Even within franchises that are of literary origin, rather than cinematic, and even in those that have never had any officially licensed non-canonical content, there are contradictions.
Take Oz, for example. Even though the 1939 MGM movie has supplanted the original novels in popular culture (to the point where the writers of the 1985 Disney film,
Return to Oz, felt somehow compelled to make numerous nods to it, none of which made positive contributions to the story), it is the original 14 novels, not the movie, that is the canon source. In
The Wonderful Wizard of Oz, Glinda was described as the Good Witch of the South, but (evidently in response to objections from those who considered "good witch" to be oxymoronic) the 13 subsequent books referred to her as a
sorceress (and I believe the introduction to one of the books mentions that change in terminology specifically). And in
Wizard, it's stated that there were, at the time of Dorothy's arrival, but four witches in Oz, the Good Witches of the North and South, and the Wicked Witches of the East (killed when Dorothy's house landed on her) and West (melted down with a bucket of scrub water), but additional witches (e.g., Mombi and Blinkie), along with characters who were witches in everything but name, were introduced in the subsequent books. More pointedly, in
The Marvelous Land of Oz (the only canonical Oz book in which Dorothy doesn't appear), the Wizard is very specifically stated to have handed over the infant Ozma to the custody of the witch Mombi, and is vilified for having done so; in
Dorothy and the Wizard in Oz, however, all is forgiven, and Baum, having realized that he'd painted himself into a corner by vilifying the Wizard, conveniently forgot having ever done so. (Decades later, Hugh Pendexter III's non-canonical 1977 short story, "Oz and the Three Witches," manages a remarkable feat of retconning away the seeming contradiction; I'll only say that in Pendexter's version, the Wizard wasn't aware of the child's importance, but was very well aware that between Mombi and the Wicked Witches of the East and West, Mombi was the least of three evils, and the only one of the three who would have any compunctions about killing Ozma).
And take Alan Dean Foster's Humanx Commonwealth, a print-only, single-author-only, milieu since its 1972 inception.
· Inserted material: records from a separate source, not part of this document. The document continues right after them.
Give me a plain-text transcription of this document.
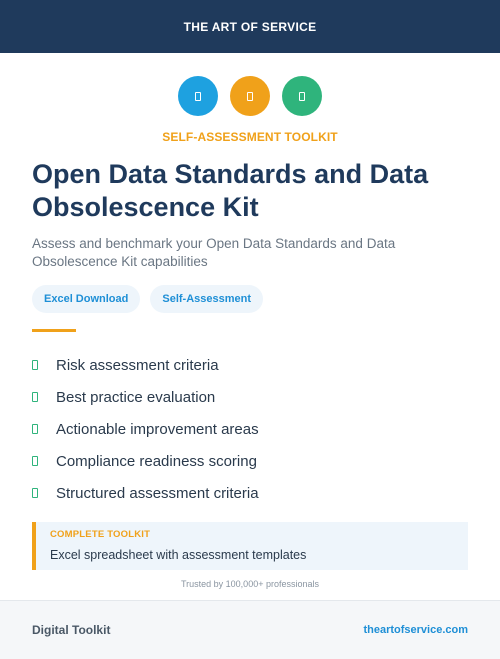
THE ART OF SERVICE
SELF-ASSESSMENT TOOLKIT
Open Data Standards and Data Obsolescence Kit
Assess and benchmark your Open Data Standards and Data Obsolescence Kit capabilities
Excel Download	Self-Assessment
Risk assessment criteria
Best practice evaluation
Actionable improvement areas
Compliance readiness scoring
Structured assessment criteria
COMPLETE TOOLKIT
Excel spreadsheet with assessment templates
Trusted by 100,000+ professionals
Digital Toolkit	theartofservice.com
In 1977's Orphan Star (only the fifth HC book, and only the third Flinx book), we have this:
Body surfing was hardly an activity native to the thranx, but like many human sports, it had been adopted joyfully by them. They brought their own beauty to it. While a thranx in the water could never match the seal-like suppleness of a human, when it came to nakedly riding the waves they were far superior. Flinx saw their buoyant, hard-shelled bodies dancing at the forefront of successive waves, b-thorax pushed forward to permit air to reach breathing spicules.
Occasionally, a human would mount the back of a thranx friend for a double ride. It was no inconvenience to the insectoid mount, whose body was harder and nearly as buoyant as the elliptical boards themselves.
(Alan Dean Foster,
Orphan Star, New York: Ballantine, 1977, first edition, second printing, page 63)
Yet later HC novels completely contradicted this, describing the Thranx as being terrified (as an entire species) of immersion in water (quite understandable, given that they breathe through spicules on the b-thorax).
I still haven't seen SW7:TFA, but I can certainly understand how it would throw out vast amounts of literature that was, at best, deuterocanonical in nature.
Of course, being an ADF fan, I rather object to
Splinter being lumped together with such rubbish as the Han Solo and Lando Calrissian trilogies, and like it better than I like a lot of what's in the more recent SW EU continuity (and indeed, I've just about completely given up on SW lit, most of which I find to be boring, confusing, excessively violent, and far too liberally peppered with gratuitous "gross-out" scenes).